30 Mar 2026

Libfocus Link-out for March 2026

Welcome to the March edition of the Libfocus link-out, an assemblage of library-related things we have found informative, educational, thought-provoking and insightful on the Web over the past while.

Images clockwise from top left: librarian advising a researcher in the library, Galileo’s handwritten notes found in ancient astronomy text, a held-up magnifying glass, forged Shakespeare manuscript
Images from this month's link-out article

Why every scientist needs a librarian.
Amber Dance makes the case in the Career Feature of Nature that librarians can be key research partners who help to scour the literature, manage data and make science open.

Hey ChatGPT, write me a fictional paper: these LLMs are willing to commit academic fraud.
Elizabeth Gibney finds in Nature that all major large language models (LLMs) can be used to either commit academic fraud or facilitate junk science.

Lost 19th century film by Méliès discovered at the Library.
Neely Tucker's article for the Library of Congress blogs describes how a long-lost film by the iconic French filmmaker George Méliès was uncovered in 2025. Library technicians in the Library of Congress digitised the 45-second film which has not been seen by anyone in more than a century.

Galileo’s handwritten notes found in ancient astronomy text.
In this Science article, Joshua Sokol describes a significant discovery made by historian Ivan Malara in January 2026. While reading a 16th Century printing of The Algamest by Ptolemy in Italy’s National Central Library he recognised the handwritten annotations in the book as Galileo's. Malara’s discovery promises new insights into one of the most famous ideological transitions in the history of science: the moment when Earth was thrust from the centre of our universe.

AI Fatigue and Vocational Awe in Academic Libraries.
Greyson Pasiak examines the expanded workloads and academic burnout in the age of Generative AI, viewed through a vocational awe perspective.

New Report From IFLA: “Weak Signals: Emergent and Potential Trends Shaping the Future of Libraries”.
The latest IFLA report focusing on emergent and potential trends shaping the future of libraries,

The art of the steal: U of A exhibit showcases famous forgeries that duped scholars and the public.
A University of Alberta exhibition looks at fake identities, counterfeit content and deceptive dupes that have been with us for centuries.

Harvard Library Tests AI Tools to Help Researchers Navigate Collections.
Shalini N. Ramchune writes for The Crimson, on Harvard’s integration of AI tools into its systems and searches.

The Impact of Transformative Agreements on Reading and Publishing Behavior.
Leila Belle Sterman, Hannah McKelvey and Rachelle McLaind analysed collection development decisions by assessing the outcomes of a six-year period of contracts between a big-five publisher and an academic library that culminated in a transformative agreement.
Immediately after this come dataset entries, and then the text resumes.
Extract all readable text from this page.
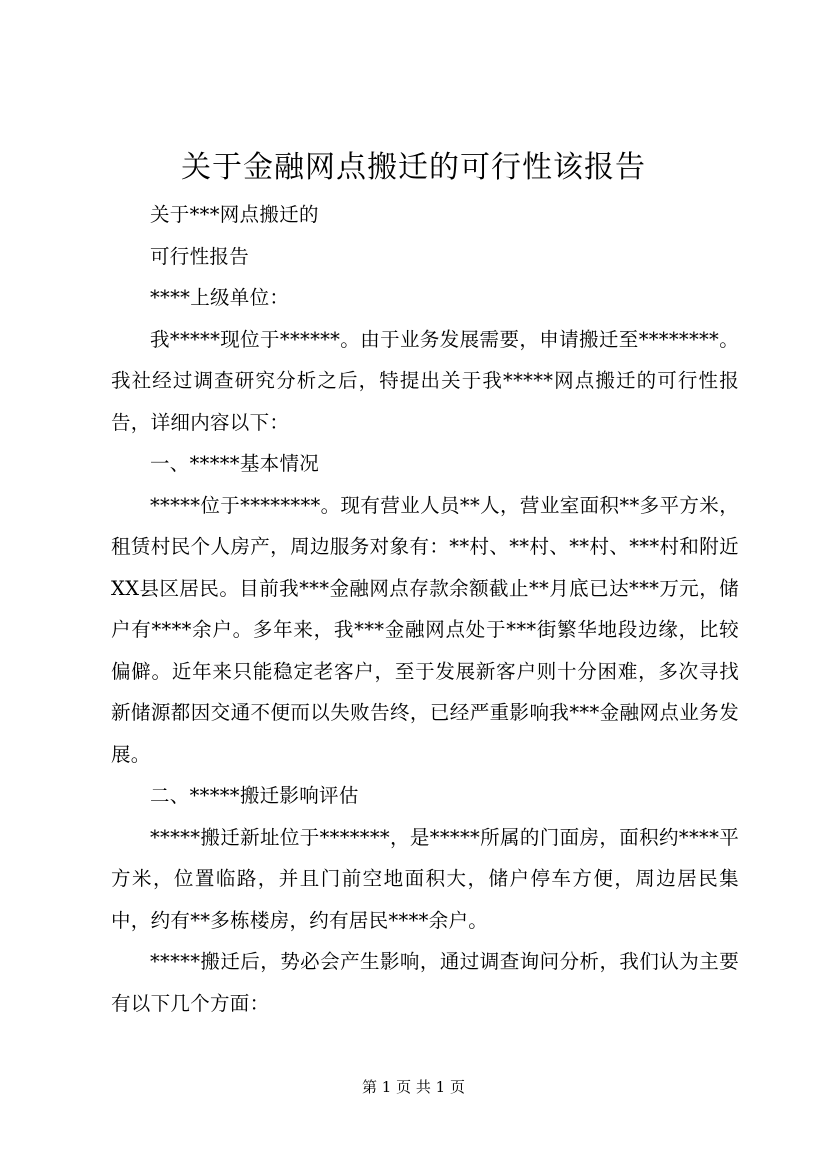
关于金融网点搬迁的可行性该报告

关于***网点搬迁的

可行性报告

****上级单位：

我*****现位于******。由于业务发展需要，申请搬迁至********。我社经过调查研究分析之后，特提出关于我*****网点搬迁的可行性报告，详细内容以下：

一、*****基本情况

*****位于********。现有营业人员**人，营业室面积**多平方米，租赁村民个人房产，周边服务对象有：**村、**村、**村、***村和附近XX县区居民。目前我***金融网点存款余额截止**月底已达***万元，储户有****余户。多年来，我***金融网点处于***街繁华地段边缘，比较偏僻。近年来只能稳定老客户，至于发展新客户则十分困难，多次寻找新储源都因交通不便而以失败告终，已经严重影响我***金融网点业务发展。

二、*****搬迁影响评估

*****搬迁新址位于*******，是*****所属的门面房，面积约****平方米，位置临路，并且门前空地面积大，储户停车方便，周边居民集中，约有**多栋楼房，约有居民****余户。

*****搬迁后，势必会产生影响，通过调查询问分析，我们认为主要有以下几个方面：

第 1 页 共 1 页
To Build Trust in the Open Knowledge Era, Think Accountability, Not Disclosure.
Maryam Sayab argues that as scholarly communication has evolved into a global, digitally accelerated ecosystem, a deeper tension has emerged, particularly within the open knowledge landscape. What if transparency alone is no longer sufficient to sustain trust? And what if, in certain contexts, full operational openness may even weaken the systems it is meant to protect?